Planter serré, c’est accepter trois défauts:
- Une concurrence souterraine qui réduit le calibre des fruits.
- Une circulation d’air nulle, qui transforme la planche en étuve à mildiou par temps chaud (optimum à 27 °C, les spores explosent).
- Une récolte pénible, avec des feuilles entremêlées où les fruits se cachent et où les doigts s’éraflent.
Serrer, on le fait pour une raison compréhensible: gagner deux pieds sur la même planche. Le calcul se retourne à la première canicule. Deux pieds à 50 cm produisent plus longtemps que trois pieds à 33 cm, parce que chacun garde son volume de sol et son air. Et le jour où le mildiou entre dans une planche serrée, il ne s’arrête pas au troisième plant: les feuillages se touchent, les spores passent d’une feuille à l’autre sans même avoir besoin de vent. On a tous ajouté un godet « pour être sûr » une année. C’est cette année-là qu’on récolte le moins.
Si vous cultivez en pot, prévoyez un contenant d’au moins 60 cm de diamètre pour que les racines puissent s’étendre. Tout ce qui est plus petit vous oblige à arroser deux fois par jour en juillet.
Palisser le pied de concombre: 1,80 m de fil et la saison s’allonge
Laisser courir les concombres au sol reste jouable quand on a la place et qu’on paille abondamment. Dès que l’espace est compté, la conduite verticale gagne, et elle ne coûte qu’un treillis, quelques piquets et un peu de ficelle.
Un pied palissé sur 1,80 m vous rend trois services:
- Les feuilles sèchent plus vite après la pluie ou la rosée, ce qui limite la pression du mildiou.
- Les fruits pendent droits à l’air libre: forme régulière, et pas de peau qui pourrit au contact du sol.
- La cueillette se fait debout, sans casser les tiges en écartant le feuillage.
Un filet à ramer tendu entre deux poteaux fait l’affaire, un tipi de bambous par plant aussi. On attache la tige principale avec du lien large ou des pinces, jamais serré au ras du collet. À production égale, le plant conduit verticalement tient une saison plus longue parce qu’il respire mieux.
Arrosage et paillage: deux gestes qui évitent l’amertume
Un concombre, c’est 95 % d’eau.

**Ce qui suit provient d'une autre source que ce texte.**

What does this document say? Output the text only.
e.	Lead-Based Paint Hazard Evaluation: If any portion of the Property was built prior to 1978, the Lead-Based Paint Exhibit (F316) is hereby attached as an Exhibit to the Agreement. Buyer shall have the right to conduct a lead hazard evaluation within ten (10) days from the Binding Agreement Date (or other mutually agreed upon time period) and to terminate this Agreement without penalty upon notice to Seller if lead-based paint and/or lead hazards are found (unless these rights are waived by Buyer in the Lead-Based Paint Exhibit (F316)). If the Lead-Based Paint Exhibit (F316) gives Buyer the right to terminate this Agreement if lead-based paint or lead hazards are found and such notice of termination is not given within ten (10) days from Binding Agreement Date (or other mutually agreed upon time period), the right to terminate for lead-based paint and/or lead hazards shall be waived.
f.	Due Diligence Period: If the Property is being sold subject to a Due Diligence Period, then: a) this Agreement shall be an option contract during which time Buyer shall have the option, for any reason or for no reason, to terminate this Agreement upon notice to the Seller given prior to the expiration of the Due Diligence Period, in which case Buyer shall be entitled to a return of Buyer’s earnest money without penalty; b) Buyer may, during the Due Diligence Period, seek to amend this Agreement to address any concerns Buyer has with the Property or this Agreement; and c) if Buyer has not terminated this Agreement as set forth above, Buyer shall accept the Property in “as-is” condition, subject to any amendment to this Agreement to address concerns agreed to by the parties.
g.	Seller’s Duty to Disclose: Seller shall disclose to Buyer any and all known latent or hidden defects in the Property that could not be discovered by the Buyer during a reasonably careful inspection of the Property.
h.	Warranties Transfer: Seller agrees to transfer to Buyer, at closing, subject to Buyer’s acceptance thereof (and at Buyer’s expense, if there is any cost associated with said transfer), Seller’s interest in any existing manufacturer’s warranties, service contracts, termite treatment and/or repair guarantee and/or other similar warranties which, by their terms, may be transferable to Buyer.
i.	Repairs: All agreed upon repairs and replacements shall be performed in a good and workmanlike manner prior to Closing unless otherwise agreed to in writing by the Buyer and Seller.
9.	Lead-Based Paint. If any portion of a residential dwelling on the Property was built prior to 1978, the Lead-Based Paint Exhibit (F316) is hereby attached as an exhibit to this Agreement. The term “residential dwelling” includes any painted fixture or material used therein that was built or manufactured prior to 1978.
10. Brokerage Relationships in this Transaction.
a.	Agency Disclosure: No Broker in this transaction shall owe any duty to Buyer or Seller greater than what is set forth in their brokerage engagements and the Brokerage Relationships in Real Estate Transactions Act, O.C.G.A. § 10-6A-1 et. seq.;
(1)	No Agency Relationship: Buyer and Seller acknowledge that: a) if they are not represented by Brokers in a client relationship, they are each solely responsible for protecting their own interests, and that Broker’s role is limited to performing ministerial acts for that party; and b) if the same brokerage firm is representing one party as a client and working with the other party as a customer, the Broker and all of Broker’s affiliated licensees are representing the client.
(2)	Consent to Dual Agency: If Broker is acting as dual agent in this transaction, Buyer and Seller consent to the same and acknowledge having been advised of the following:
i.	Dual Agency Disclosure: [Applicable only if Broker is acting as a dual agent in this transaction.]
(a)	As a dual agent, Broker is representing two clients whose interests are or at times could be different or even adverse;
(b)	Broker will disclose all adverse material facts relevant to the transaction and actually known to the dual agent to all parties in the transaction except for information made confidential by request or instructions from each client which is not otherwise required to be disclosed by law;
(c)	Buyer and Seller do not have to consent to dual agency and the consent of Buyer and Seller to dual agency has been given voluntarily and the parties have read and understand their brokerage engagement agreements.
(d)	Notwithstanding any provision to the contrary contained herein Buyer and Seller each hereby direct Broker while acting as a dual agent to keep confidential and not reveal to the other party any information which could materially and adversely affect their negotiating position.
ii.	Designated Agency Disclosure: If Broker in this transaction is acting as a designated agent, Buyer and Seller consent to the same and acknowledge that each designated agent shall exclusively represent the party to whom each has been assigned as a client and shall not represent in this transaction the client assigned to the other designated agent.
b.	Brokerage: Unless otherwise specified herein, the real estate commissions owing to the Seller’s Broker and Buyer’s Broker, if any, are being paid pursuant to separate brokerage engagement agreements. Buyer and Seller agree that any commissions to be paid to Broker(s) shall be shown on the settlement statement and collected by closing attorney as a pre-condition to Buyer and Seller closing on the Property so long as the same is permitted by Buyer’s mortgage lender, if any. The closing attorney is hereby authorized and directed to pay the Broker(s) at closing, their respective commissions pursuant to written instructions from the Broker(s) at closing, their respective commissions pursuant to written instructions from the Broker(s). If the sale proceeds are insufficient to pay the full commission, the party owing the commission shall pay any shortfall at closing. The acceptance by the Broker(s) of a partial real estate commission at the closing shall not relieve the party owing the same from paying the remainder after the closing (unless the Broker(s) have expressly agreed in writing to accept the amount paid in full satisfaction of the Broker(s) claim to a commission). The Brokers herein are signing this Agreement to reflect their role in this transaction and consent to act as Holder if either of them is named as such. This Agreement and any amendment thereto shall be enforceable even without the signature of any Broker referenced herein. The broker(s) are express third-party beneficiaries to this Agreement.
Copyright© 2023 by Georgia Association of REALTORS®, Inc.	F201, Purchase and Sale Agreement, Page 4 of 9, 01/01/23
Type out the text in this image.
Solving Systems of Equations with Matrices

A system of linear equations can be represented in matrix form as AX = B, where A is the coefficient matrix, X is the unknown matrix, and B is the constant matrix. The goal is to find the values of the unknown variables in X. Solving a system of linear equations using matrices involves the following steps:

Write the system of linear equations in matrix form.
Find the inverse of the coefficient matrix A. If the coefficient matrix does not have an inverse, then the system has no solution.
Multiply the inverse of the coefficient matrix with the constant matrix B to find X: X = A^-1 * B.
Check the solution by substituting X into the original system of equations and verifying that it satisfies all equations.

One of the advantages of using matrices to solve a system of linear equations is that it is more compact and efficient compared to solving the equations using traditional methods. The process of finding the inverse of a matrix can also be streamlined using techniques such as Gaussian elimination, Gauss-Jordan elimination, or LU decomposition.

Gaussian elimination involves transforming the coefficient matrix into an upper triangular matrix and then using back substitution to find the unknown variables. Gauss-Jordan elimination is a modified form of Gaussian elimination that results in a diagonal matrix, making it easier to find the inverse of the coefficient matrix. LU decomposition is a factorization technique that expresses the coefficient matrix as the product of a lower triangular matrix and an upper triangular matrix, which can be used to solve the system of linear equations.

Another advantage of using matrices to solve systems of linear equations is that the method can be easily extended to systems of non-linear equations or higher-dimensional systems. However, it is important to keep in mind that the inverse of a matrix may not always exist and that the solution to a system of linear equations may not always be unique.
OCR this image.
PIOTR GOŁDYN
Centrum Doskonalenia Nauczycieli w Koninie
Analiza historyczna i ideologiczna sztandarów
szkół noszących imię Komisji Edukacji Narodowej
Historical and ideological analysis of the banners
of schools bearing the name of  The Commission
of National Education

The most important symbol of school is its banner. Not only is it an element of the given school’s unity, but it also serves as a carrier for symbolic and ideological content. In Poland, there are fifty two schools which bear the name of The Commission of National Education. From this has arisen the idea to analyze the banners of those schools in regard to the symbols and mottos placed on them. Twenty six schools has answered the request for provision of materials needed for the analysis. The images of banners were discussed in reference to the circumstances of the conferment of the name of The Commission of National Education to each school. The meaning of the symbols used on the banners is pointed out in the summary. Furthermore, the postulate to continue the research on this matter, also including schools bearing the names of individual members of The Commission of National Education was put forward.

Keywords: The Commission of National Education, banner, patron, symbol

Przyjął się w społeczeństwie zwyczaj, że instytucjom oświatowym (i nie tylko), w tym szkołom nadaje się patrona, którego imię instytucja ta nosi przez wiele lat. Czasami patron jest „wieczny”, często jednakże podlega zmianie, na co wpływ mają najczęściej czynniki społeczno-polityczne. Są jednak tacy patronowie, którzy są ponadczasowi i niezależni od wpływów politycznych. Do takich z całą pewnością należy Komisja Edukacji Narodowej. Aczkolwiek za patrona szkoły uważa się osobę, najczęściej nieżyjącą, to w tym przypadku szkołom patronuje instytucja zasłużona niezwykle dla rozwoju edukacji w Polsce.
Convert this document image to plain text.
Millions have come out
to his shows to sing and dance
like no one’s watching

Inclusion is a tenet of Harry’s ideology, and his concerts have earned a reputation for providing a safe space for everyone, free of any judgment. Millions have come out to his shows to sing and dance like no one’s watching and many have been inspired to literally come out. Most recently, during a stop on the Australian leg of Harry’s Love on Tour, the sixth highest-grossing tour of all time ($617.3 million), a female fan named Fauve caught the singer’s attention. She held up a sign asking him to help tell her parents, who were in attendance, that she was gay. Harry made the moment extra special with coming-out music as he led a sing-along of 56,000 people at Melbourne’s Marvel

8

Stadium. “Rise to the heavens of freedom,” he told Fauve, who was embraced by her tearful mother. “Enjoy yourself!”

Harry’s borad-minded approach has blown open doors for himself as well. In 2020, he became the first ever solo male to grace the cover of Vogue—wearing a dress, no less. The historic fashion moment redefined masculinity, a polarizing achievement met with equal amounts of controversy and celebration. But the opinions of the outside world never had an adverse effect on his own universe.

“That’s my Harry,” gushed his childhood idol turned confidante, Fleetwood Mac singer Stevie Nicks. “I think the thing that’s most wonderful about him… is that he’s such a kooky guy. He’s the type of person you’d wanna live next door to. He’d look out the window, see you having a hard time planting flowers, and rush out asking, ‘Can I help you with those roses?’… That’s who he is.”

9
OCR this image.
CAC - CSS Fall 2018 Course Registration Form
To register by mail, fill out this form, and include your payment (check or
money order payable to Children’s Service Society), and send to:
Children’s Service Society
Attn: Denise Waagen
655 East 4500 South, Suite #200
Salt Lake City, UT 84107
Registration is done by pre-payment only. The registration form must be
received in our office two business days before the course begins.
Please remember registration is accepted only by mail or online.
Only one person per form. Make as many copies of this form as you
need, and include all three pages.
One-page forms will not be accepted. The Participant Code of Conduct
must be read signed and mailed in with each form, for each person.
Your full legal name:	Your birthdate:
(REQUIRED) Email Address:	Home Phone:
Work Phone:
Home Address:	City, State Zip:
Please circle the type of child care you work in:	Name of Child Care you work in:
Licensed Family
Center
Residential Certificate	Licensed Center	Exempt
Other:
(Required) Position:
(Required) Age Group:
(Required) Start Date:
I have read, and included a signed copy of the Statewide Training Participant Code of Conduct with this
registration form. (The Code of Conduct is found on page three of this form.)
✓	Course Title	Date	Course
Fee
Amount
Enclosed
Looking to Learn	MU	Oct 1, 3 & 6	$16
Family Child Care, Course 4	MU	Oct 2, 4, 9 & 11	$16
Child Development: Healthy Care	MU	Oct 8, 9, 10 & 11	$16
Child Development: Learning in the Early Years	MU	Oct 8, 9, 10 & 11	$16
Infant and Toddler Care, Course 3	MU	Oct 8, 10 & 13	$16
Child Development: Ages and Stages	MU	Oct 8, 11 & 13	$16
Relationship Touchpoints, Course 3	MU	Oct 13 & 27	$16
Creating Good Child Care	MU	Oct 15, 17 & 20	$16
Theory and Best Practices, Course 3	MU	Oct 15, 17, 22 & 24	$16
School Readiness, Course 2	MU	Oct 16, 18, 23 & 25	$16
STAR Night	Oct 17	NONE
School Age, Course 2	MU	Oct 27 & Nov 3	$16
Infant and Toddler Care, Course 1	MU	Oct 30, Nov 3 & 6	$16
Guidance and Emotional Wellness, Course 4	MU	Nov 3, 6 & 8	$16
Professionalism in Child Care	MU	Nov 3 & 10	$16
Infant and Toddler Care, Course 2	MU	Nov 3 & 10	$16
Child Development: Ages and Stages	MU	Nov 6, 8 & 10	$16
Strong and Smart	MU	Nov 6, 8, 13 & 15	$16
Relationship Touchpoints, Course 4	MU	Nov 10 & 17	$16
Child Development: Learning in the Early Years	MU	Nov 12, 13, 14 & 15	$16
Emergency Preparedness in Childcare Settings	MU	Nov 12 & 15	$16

La moindre restriction hydrique se traduit par un fruit amer ou par un jaunissement à partir de 5 à 8 cm. Le stress hydrique déclenche aussi le flétrissement et les fruits déformés.
Le moment d’arrosage compte autant que la quantité. On arrose le matin, au pied, jamais sur les feuilles. Si on mouille le feuillage le soir, on offre une nuit entière de film humide au champignon. Le mildiou s’installe en 48 heures dès que la température dépasse 25 °C, et après ça, le feuillage brunit, les plants crèvent et il ne reste qu’à tout arracher.
L’astuce qui fait la différence, c’est le paillage. Une couche de paille, de tonte sèche ou de BRF sur 5 à 8 cm maintient le sol frais, réduit l’évaporation et ralentit les adventices. Sous paillis, un arrosage tous les deux jours suffit même en plein été, contre un par jour sur sol nu. Si vous avez une réserve d’eau, une pompe immergée automatique dans une cuve de récupération permet d’irriguer à heure fixe sans y penser.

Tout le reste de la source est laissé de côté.